Пятое трудно обозначить коротко, назову его «радость погружения в глубины русской речи». Рассказ об отце и превратностях его пути отложу на потом, но здесь скажу о главном: по рождению он был мусульманин из глухого высокогорного села, христианство принял и крестился на высылке в Средней Азии, обладал незаурядным литературным даром и делом своей жизни считал перевод Библии на балкарский и другие тюркские языки. Днем он работал грузчиком, в более поздние годы — рабочим на конвейре, а по вечерам с моих 10-11 лет, сколько помню, просиживал за переводами, обложенный справочниками и все увеличивающейся кучей словарей. Он постоянно привлекал меня к помощи в разборе того или иного пассажа под тем лукавым предлогом, что вроде как русский язык для него не родной, чтобы я помогла охватить все нюансы. Мне это было очень лестно, конечно, хоть я понимала, что им более всего двигали два желания: естественное желание творца разделить успех и радость работы над великим текстом и желание приобщить меня к вере и таким путем. Ну, и к тому же было интересно.

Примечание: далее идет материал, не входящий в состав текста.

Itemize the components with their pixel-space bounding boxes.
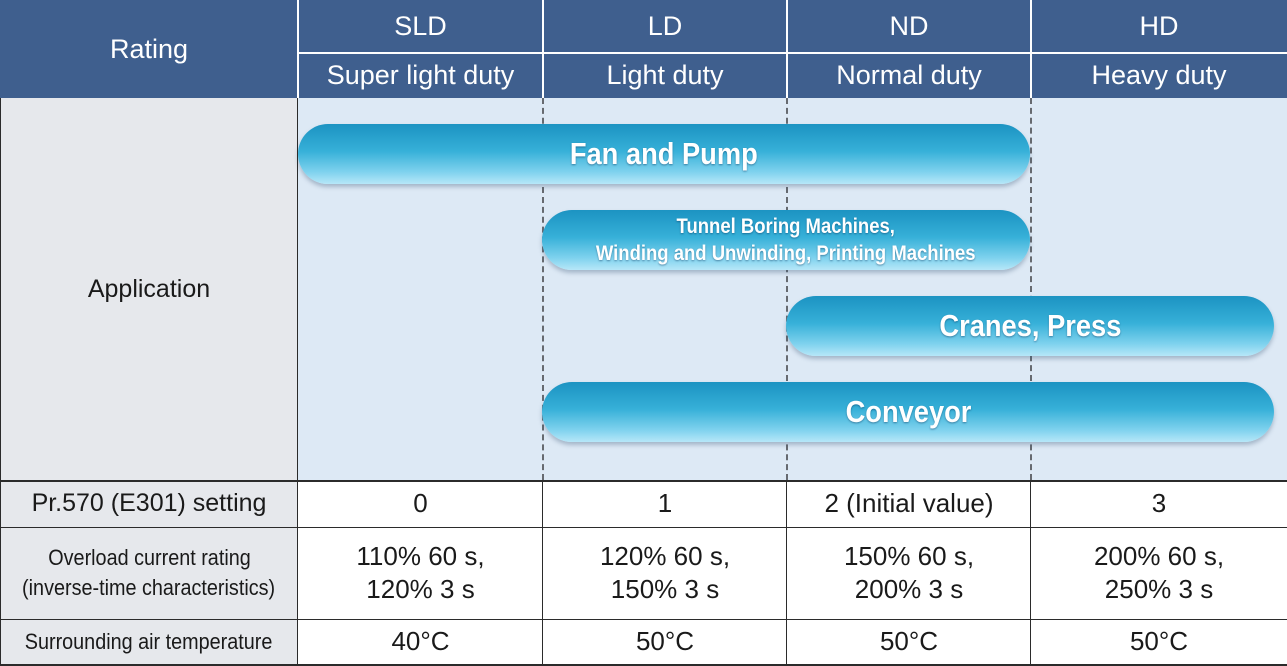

Шестым преимуществом я бы назвала приобретенное умение быть ни с кем, к восьми годам Бог меня не интересовал и был, скорее, неприятен, как виновник моей такой неправильной и тяжелой жизни, хоть отрицать его я умела лишь на его же языке, изнутри. С тех же восьми до четырнадцати я как-то незаметно прошла тот же самый путь, что позднее, с 85-го по 93 год, прошла страна, все те же самые этапы — от поэтизации коммунизма как такового с отрицанием плохого Сталина, извратившего хорошего Ленина, к тухлому брежневскому обесцениванию смыслов, через любовь к декабристам, народовольцам, пионерам-героям и всякого рода Оводам, борцам и страдальцам. Когда в десять лет всех принимали в пионеры, меня в тот день, конечно же, не пустили в школу. Но не тут-то было: на следующий день, когда меня хотели принять в пионерской комнате по-тихому, я потребовала полной программы и парада-алле, чтоб общим сбором и торжественно. Сейчас трудно самой в это поверить, но я плакала от величия момента и важности происходящего. Потом долго я была пионерка-подпольщица, даже председатель отряда, который у нас назывался «Космическая орбитальная станция "Сокол" имени Сергея Павловича Королева». У пары девочек из класса была обязанность носить мой красный галстук ежедневно домой и возвращать наутро выглаженным... (Простите, девочки!) Но мы знаем, что маятников никто не отменял, и уже через год-полтора моим героем и тайной любовью стал Владимир Буковский, посаженный к тому времени в четвертый раз.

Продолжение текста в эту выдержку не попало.